On December 22, 2017, the Tax Act was enacted. This legislation made significant changes to the federal income tax laws, including a reduction in the corporate tax rate to 21% effective January 1, 2018. As a result of this rate reduction, the Company recognized a $1.14 billion reduction in its net deferred income tax liabilities as of December 31, 2017.

In accordance with accounting for regulated companies, the effect of this rate reduction is substantially offset by a net regulatory liability. As of December 31, 2017, to reflect the $1.14 billion reduction in its net deferred income tax liabilities caused by the rate reduction, APS has recorded a net regulatory liability of $1.52 billion and a new $377 million net deferred tax asset. The Company will amortize the net regulatory liability in accordance with applicable federal income tax laws, which require the amortization of a majority of the balance over the remaining regulatory life of the related property. As a result of the modifications made to the annual transmission formula rate during the second quarter, the Company has recorded amortization of FERC jurisdictional net excess deferred tax liabilities, retroactive to January 1, 2018. The Company continues to work with the ACC on a plan to amortize the remaining net excess deferred tax liabilities subject to its jurisdiction. See Note 4 for more details.

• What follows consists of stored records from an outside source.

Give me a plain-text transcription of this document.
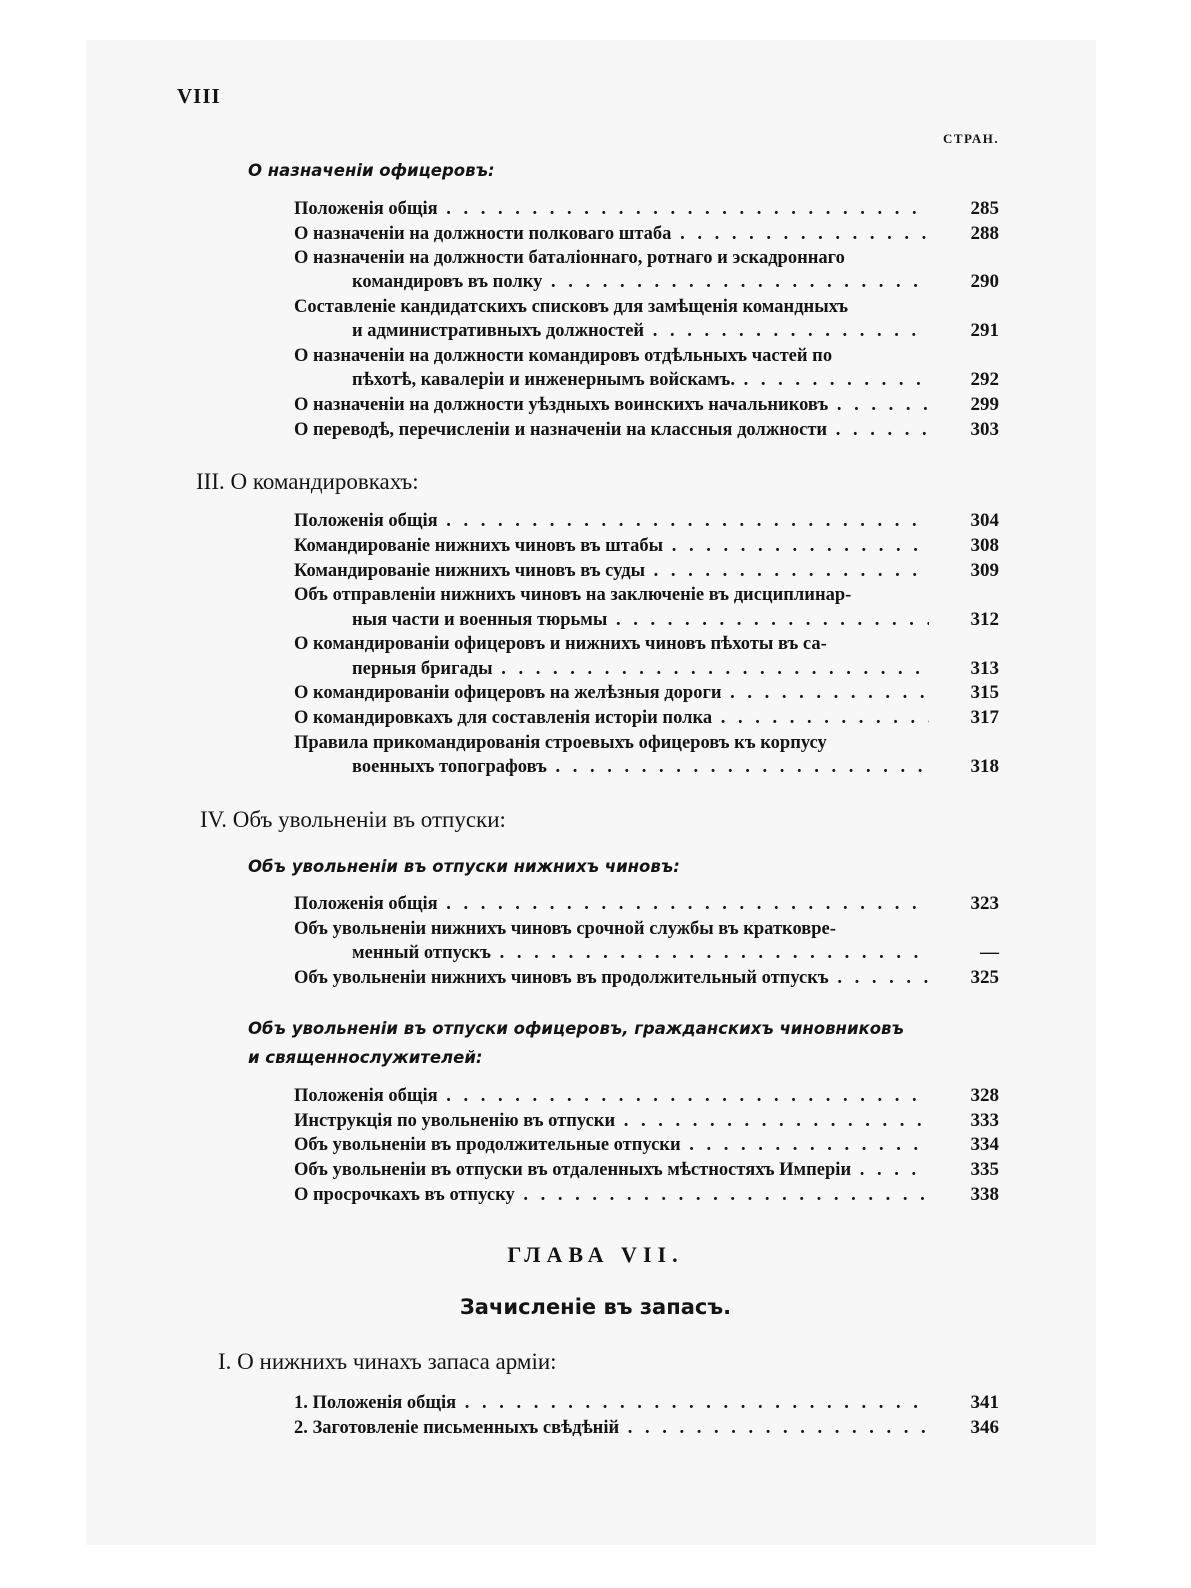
VIII
СТРАН.
О назначеніи офицеровъ:
Положенія общія . . .	285
О назначеніи на должности полковаго штаба . . .	288
О назначеніи на должности баталіоннаго, ротнаго и эскадроннаго
командировъ въ полку . . .	290
Составленіе кандидатскихъ списковъ для замѣщенія командныхъ
и административныхъ должностей . . .	291
О назначеніи на должности командировъ отдѣльныхъ частей по
пѣхотѣ, кавалеріи и инженернымъ войскамъ. . . .	292
О назначеніи на должности уѣздныхъ воинскихъ начальниковъ . . .	299
О переводѣ, перечисленіи и назначеніи на классныя должности . . .	303
III. О командировкахъ:
Положенія общія . . .	304
Командированіе нижнихъ чиновъ въ штабы . . .	308
Командированіе нижнихъ чиновъ въ суды . . .	309
Объ отправленіи нижнихъ чиновъ на заключеніе въ дисциплинар-
ныя части и военныя тюрьмы . . .	312
О командированіи офицеровъ и нижнихъ чиновъ пѣхоты въ са-
перныя бригады . . .	313
О командированіи офицеровъ на желѣзныя дороги . . .	315
О командировкахъ для составленія исторіи полка . . .	317
Правила прикомандированія строевыхъ офицеровъ къ корпусу
военныхъ топографовъ . . .	318
IV. Объ увольненіи въ отпуски:
Объ увольненіи въ отпуски нижнихъ чиновъ:
Положенія общія . . .	323
Объ увольненіи нижнихъ чиновъ срочной службы въ кратковре-
менный отпускъ . . .	—
Объ увольненіи нижнихъ чиновъ въ продолжительный отпускъ . . .	325
Объ увольненіи въ отпуски офицеровъ, гражданскихъ чиновниковъ
и священнослужителей:
Положенія общія . . .	328
Инструкція по увольненію въ отпуски . . .	333
Объ увольненіи въ продолжительные отпуски . . .	334
Объ увольненіи въ отпуски въ отдаленныхъ мѣстностяхъ Имперіи . . .	335
О просрочкахъ въ отпуску . . .	338
ГЛАВА VII.
Зачисленіе въ запасъ.
I. О нижнихъ чинахъ запаса арміи:
1. Положенія общія . . .	341
2. Заготовленіе письменныхъ свѣдѣній . . .	346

Several sections of the Tax Act contain technical ambiguities. Management has recognized tax positions which it believes are more likely than not to be sustained upon examination based upon its interpretation of this legislation.

In August 2018, Treasury proposed regulations that would clarify bonus depreciation rules under the Tax Act for property placed in service after September 27, 2017.  During the third quarter the Company recorded deferred tax liabilities of approximately $11 million and an increase in its net regulatory liability for excess deferred taxes of approximately $9 million, primarily related to bonus depreciation benefits claimed on the Company’s 2017 tax return as a result of this clarifying guidance.

Additional clarifying guidance may be issued through additional legislation, Treasury regulations, or other technical guidance, which may impact the income tax effects of the Tax Act as recorded by the Company. As of September 30, 2018, the Company does not have a reasonable estimate of what the income tax effects of additional clarifying guidance may be.
    
For the quarter ending March 31, 2018, the Company early adopted  ASU 2018-02, Income Statement-Reporting Comprehensive Income: Reclassification of Certain Tax Effects from Accumulated Other Comprehensive Income and elected to reclassify the income tax effects of the Tax Act on items within accumulated other comprehensive income to retained earnings. See Note 13 for additional information.

Net income associated with the Palo Verde sale leaseback VIEs is not subject to tax (see Note 6).  As a result, there is no income tax expense associated with the VIEs recorded on the Pinnacle West Condensed Consolidated and APS Condensed Consolidated Statements of Income.

As of the balance sheet date, the tax year ended December 31, 2015 and all subsequent tax years remain subject to examination by the IRS.  With a few exceptions, we are no longer subject to state income tax examinations by tax authorities for years before 2013.